Some of these Democrats may be worried that if they cosponsor the bill, Republicans will run attack ads accusing them of raising taxes. But President Biden won the White House promising not to increase taxes on anyone earning less than $400,000 a year, and the Sacred Trust bill conforms with that pledge. Many high earners who would be affected by the bill have told pollsters they don’t mind paying their fair share. And the group Patriotic Millionaires has long advocated adjusting the payroll wage cap.

The measures in Rep. Larson’s bill have overwhelming public support. A poll by Lake Research Partners showed that across party lines, 79% supported paying for an increase in benefits by having wealthy Americans pay the same rate into Social Security as everyone else.

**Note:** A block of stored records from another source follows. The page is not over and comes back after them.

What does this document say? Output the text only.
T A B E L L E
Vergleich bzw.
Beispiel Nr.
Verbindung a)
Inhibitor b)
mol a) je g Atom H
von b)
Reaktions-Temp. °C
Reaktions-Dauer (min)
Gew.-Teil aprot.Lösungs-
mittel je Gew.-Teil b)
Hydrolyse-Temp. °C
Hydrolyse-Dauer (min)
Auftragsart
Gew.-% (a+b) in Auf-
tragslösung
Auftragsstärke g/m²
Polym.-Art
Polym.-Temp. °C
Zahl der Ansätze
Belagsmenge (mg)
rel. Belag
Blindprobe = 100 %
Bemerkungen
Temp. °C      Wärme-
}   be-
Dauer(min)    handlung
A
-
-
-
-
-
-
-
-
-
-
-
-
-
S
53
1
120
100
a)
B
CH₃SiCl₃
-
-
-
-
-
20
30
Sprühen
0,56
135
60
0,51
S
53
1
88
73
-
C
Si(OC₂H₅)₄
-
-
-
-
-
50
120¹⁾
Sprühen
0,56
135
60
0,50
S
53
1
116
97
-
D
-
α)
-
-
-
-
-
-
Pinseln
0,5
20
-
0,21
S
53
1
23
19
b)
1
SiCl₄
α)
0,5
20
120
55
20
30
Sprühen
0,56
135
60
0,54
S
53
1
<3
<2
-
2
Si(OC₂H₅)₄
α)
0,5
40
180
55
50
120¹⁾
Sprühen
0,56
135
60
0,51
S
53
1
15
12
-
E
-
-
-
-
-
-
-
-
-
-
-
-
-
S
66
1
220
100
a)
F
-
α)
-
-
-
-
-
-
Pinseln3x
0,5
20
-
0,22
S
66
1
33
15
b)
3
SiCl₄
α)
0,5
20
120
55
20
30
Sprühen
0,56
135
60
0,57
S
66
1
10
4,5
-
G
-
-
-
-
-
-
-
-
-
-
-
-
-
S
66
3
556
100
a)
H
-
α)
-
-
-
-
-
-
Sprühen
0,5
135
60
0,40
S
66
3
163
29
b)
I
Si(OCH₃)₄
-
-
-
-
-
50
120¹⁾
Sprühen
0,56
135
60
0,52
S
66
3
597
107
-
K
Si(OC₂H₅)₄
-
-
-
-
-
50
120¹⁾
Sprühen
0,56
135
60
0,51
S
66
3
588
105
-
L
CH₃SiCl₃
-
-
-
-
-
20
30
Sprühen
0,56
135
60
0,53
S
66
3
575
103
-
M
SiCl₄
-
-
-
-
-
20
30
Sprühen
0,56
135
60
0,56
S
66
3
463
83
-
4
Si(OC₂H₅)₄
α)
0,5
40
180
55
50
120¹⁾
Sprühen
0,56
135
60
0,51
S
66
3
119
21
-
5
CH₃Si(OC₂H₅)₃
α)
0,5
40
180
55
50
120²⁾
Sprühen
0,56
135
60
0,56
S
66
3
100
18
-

A recent survey of our members and supporters indicated 96 percent support for raising the cap. Survey respondents were unequivocal in their comments:

“Eliminate the wage cap! It’s common sense.” 

“Make them pay their fair share!” 

“The wealthy should pay Social Security taxes on everything they earn – just like we do.”  

“There should not be a cap at all!” 

Rep. Larson’s bill is awaiting mark-up by the full House Ways and Means committee, which is expected to happen in June. Lawmakers are also waiting for the Congressional Budget Office (CBO) to score the legislation, which is required for Social Security 2100 to be brought to the House floor for a vote.

Rep. Larson’s bill is truly historic. Social Security benefits have not been increased in more than fifty years. Retirees, people with disabilities, and their families need a benefit boost and a better COLA formula to meet ever-rising costs. They need the certainty that Social Security’s trust fund will remain solvent past the projected depletion date of 2034. The Republican response to Social Security’s challenges is to raise the retirement age (or enact other benefit cuts) and privatize the program — or as the chairman of the party’s Senatorial campaign committee proposed, to sunset all federal programs (including Social Security and Medicare) after five years.

Social Security 2100: A Sacred Trust presents an opportunity for Democrats to continue building on the foundation that President Franklin D. Roosevelt built when the program was created in 1935. Eighty-six years later, the program is at a crossroads. For the sake of all Americans who rely on Social Security, Rep. Larson’s bill is something that all House Democrats can – and should – get behind.